Not in a “I believe this now” way. More in a “you got there really fast” way. It wasn’t neat. It was a bunch of things that shouldn’t fit together but somehow did.
That was the first time it felt less like a label that Co-Star was giving me and more like a system. And as anyone who’s into astrology knows, Virgos like systems.
More recently, I recorded an episode of Textual Healing but with Kirsti MacKenzie this time with the intention of talking about her book, Better to Beg, and at some point toward the end when we were meandering hardcore off topic as if there truly was one in the first place, she casually referred to me as a Virgo. Just dropped it in and kept going off.
When we were done with that episode I went back to writing my novel that I always hint at here and never give facts about but got stuck for hours.
Very Virgo of me.
It wasn’t in a dramatic way. I was stuck in the way where the words I had written technically worked but still felt kinda flat. The character I was introducing, made sense in my head but not on paper. Every decision checked out. Every reaction lined up. But the longer I stared at my computer screen, the more obvious it became that she didn’t feel like a real person.
I didn’t have the language for her. I was writing a character, but I needed a human.
And humans contradict themselves constantly. There’s friction. They react in ways that don’t match who they think they are. Who other people think they are. They ignore things they shouldn’t ignore and notice things they should leave alone.
Without knowing a clean way to build that into this very frustrating character, I tried something different.
Instead of inventing traits and hoping for the best, I built the character the way Jillian Luft, Kirsti MacKenzie, and my nieces interpret me, because astrology felt more honest than anything I could make up.
I didn’t just give her a sign. I gave her a full astrological chart. Something that would force paradox and authenticity from the start. Something that would signal who she was without dragging readers through exposition.
Virgo sun. Scorpio moon. Gemini rising.
The Virgo sun provided the inventory of every mistake in the room, but the Scorpio moon was the one that wanted to bury them like bodies. Then the Gemini rising would walk in and crack a joke to distract everyone from the silence. It wasn’t a personality anymore. It was an argument.

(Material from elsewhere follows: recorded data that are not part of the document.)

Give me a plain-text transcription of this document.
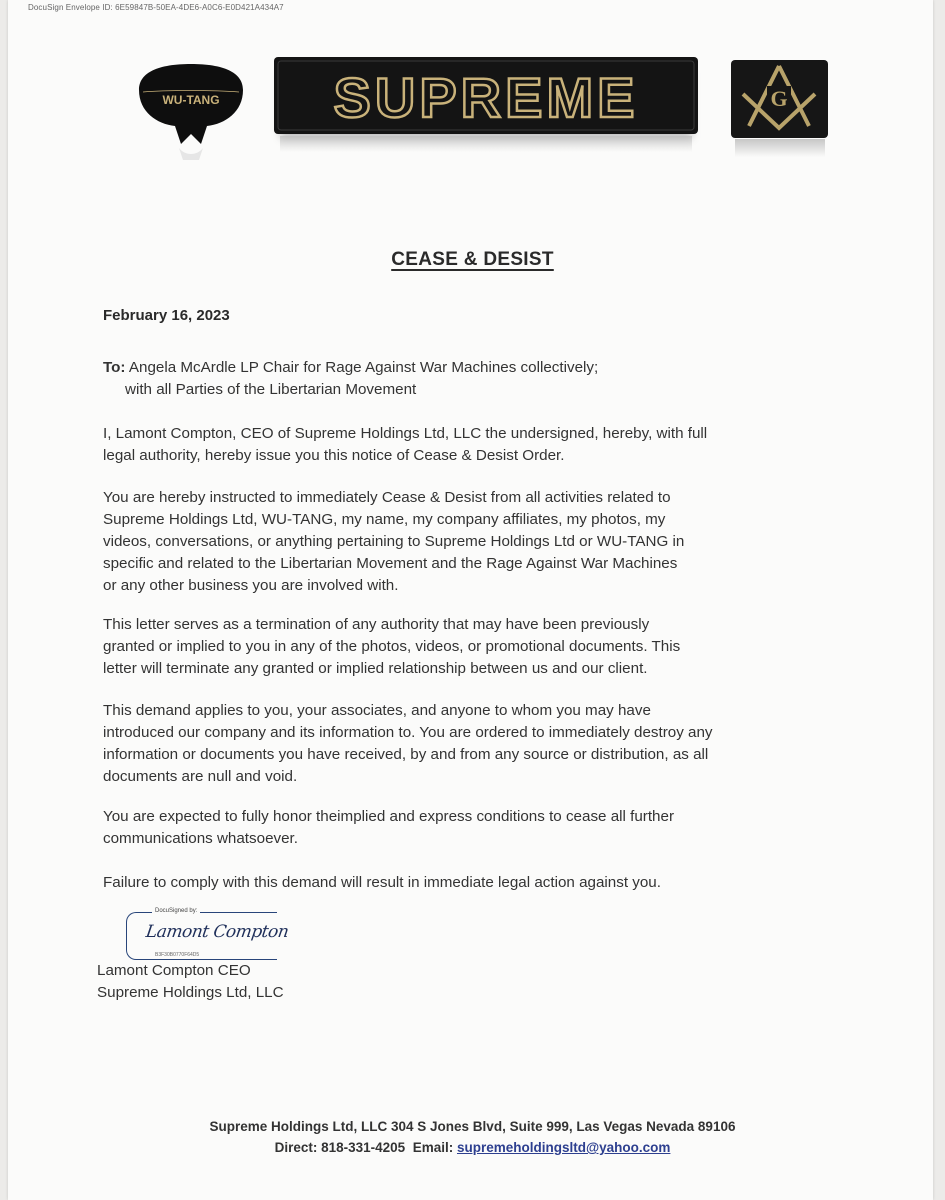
DocuSign Envelope ID: 6E59847B-50EA-4DE6-A0C6-E0D421A434A7
WU-TANG SUPREME	G
CEASE & DESIST
February 16, 2023
To: Angela McArdle LP Chair for Rage Against War Machines collectively;
with all Parties of the Libertarian Movement
I, Lamont Compton, CEO of Supreme Holdings Ltd, LLC the undersigned, hereby, with full
legal authority, hereby issue you this notice of Cease & Desist Order.
You are hereby instructed to immediately Cease & Desist from all activities related to
Supreme Holdings Ltd, WU-TANG, my name, my company affiliates, my photos, my
videos, conversations, or anything pertaining to Supreme Holdings Ltd or WU-TANG in
specific and related to the Libertarian Movement and the Rage Against War Machines
or any other business you are involved with.
This letter serves as a termination of any authority that may have been previously
granted or implied to you in any of the photos, videos, or promotional documents. This
letter will terminate any granted or implied relationship between us and our client.
This demand applies to you, your associates, and anyone to whom you may have
introduced our company and its information to. You are ordered to immediately destroy any
information or documents you have received, by and from any source or distribution, as all
documents are null and void.
You are expected to fully honor theimplied and express conditions to cease all further
communications whatsoever.
Failure to comply with this demand will result in immediate legal action against you.
DocuSigned by:
Lamont Compton
B3F30B0770F64D5
Lamont Compton CEO
Supreme Holdings Ltd, LLC
Supreme Holdings Ltd, LLC 304 S Jones Blvd, Suite 999, Las Vegas Nevada 89106
Direct: 818-331-4205 Email: supremeholdingsltd@yahoo.com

And suddenly, she felt like someone I actually knew.
The chart let me push her in directions I wouldn’t have thought to otherwise. Not cleaner. More conflicting.

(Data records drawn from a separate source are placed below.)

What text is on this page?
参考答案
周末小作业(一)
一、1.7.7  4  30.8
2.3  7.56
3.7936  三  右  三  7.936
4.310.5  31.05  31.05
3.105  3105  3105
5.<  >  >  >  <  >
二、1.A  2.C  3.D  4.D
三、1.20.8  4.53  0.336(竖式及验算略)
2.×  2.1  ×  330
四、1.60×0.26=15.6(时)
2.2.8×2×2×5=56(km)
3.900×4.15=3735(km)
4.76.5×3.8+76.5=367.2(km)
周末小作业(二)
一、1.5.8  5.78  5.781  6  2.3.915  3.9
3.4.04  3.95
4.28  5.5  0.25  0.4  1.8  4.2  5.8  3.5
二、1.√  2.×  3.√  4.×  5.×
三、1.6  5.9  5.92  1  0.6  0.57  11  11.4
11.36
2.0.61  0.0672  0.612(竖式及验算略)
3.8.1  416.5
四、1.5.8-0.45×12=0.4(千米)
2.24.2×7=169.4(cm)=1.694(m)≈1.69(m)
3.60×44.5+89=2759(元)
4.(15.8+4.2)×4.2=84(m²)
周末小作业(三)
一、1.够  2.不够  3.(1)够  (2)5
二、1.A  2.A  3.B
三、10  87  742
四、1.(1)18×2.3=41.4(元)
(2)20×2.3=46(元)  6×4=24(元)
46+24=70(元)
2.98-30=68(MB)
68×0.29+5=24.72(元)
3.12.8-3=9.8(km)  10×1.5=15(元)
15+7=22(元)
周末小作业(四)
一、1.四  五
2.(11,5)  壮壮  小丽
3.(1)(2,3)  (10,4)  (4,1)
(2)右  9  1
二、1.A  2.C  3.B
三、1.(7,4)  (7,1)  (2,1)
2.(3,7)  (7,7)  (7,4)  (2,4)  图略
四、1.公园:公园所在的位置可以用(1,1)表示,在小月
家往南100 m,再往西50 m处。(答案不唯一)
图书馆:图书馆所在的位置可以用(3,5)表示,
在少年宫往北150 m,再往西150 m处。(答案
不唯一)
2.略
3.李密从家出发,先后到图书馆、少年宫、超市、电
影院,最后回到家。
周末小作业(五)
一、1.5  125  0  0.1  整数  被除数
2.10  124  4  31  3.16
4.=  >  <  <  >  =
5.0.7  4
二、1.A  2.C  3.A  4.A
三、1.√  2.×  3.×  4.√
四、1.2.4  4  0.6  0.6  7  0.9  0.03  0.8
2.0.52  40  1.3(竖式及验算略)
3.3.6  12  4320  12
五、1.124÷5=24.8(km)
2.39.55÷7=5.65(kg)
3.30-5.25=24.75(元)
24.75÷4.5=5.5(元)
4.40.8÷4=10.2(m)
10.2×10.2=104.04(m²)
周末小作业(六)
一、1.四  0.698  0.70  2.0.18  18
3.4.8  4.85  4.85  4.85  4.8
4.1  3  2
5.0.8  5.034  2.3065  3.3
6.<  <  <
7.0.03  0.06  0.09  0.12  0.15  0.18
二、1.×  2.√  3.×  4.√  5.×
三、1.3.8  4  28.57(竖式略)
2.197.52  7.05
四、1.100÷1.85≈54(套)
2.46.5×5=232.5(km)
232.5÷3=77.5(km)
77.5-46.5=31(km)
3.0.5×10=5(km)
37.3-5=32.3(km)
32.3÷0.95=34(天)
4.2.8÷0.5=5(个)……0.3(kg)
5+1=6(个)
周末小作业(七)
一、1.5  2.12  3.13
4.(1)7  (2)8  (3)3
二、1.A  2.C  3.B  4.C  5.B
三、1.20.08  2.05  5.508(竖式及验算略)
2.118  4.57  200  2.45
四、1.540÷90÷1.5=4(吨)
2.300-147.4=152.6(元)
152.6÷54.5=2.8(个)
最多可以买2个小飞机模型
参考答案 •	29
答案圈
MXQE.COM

That’s what made her feel real.
Most characters feel fake because they’re too consistent. Real people aren’t.
Which is more than I expected from something I tried because my nieces told me to.

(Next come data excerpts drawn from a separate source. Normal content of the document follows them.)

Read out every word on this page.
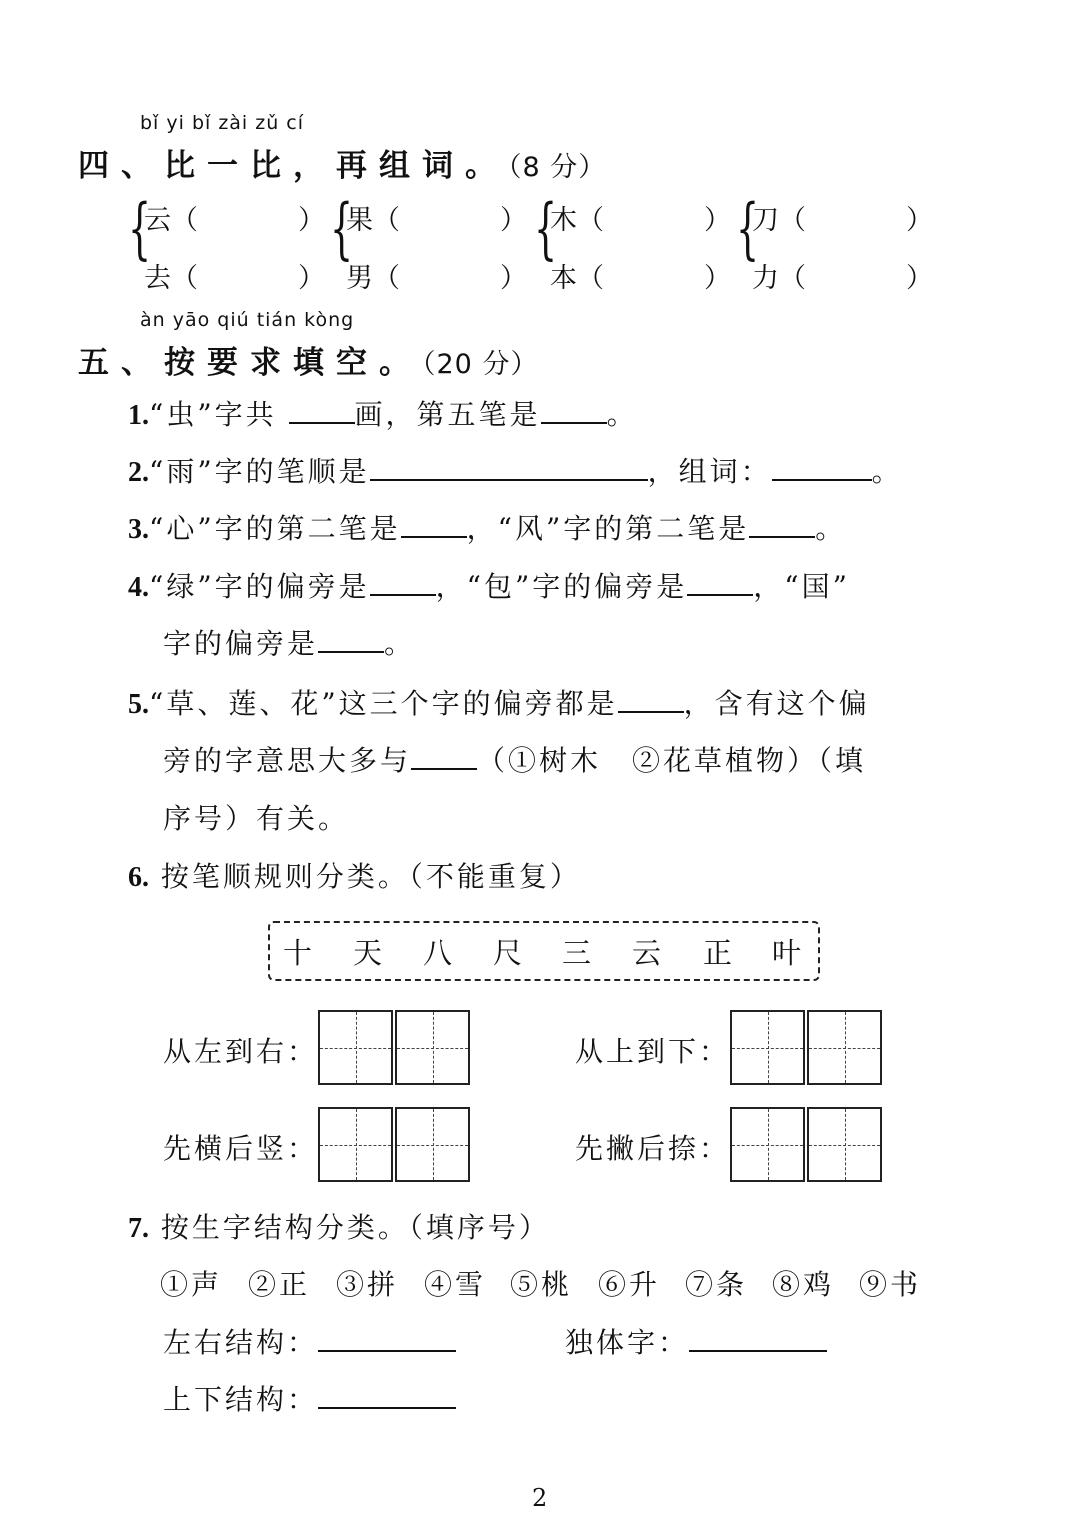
bǐ yi bǐ zài zǔ cí
四、比一比，再组词。（8 分）
{
云（	）
去（	）
{
果（	）
男（	）
{
木（	）
本（	）
{
刀（	）
力（	）
àn yāo qiú tián kòng
五、按要求填空。（20 分）
1.“虫”字共	画，第五笔是 。
2.“雨”字的笔顺是	，组词：	。
3.“心”字的第二笔是 ，“风”字的第二笔是 。
4.“绿”字的偏旁是 ，“包”字的偏旁是 ，“国”
字的偏旁是 。
5.“草、莲、花”这三个字的偏旁都是 ，含有这个偏
旁的字意思大多与 （①树木　②花草植物）（填
序号）有关。
6. 按笔顺规则分类。（不能重复）
十 天 八 尺 三 云 正 叶
从左到右：	从上到下：
先横后竖：	先撇后捺：
7. 按生字结构分类。（填序号）
①声 ②正 ③拼 ④雪 ⑤桃 ⑥升 ⑦条 ⑧鸡 ⑨书
左右结构：	独体字：
上下结构：
2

Being a cool aunt has its benefits.
What’s New:
We All Go A Little Mad Sometimes from Thirty West is almost sold out of its first run.
It’s about a man who lives alone, a cat that lets itself in, and how quickly relief turns into something else.
More copies are coming, but if you want in early, now’s the time to grab one…







Inventive way to approach characterization. There's an oversized trade paperback called The Secret Language of Birthdays that details a 1-2 page synopsis of people born on each day, along with other famous people born on that day. It can be uncanny in its accuracy. My first real heartbreak was a Virgo. Sept. 13th. I read that she was pragmatic, saw things in black and white. I'm a Scorpio and it said we made a difficult match.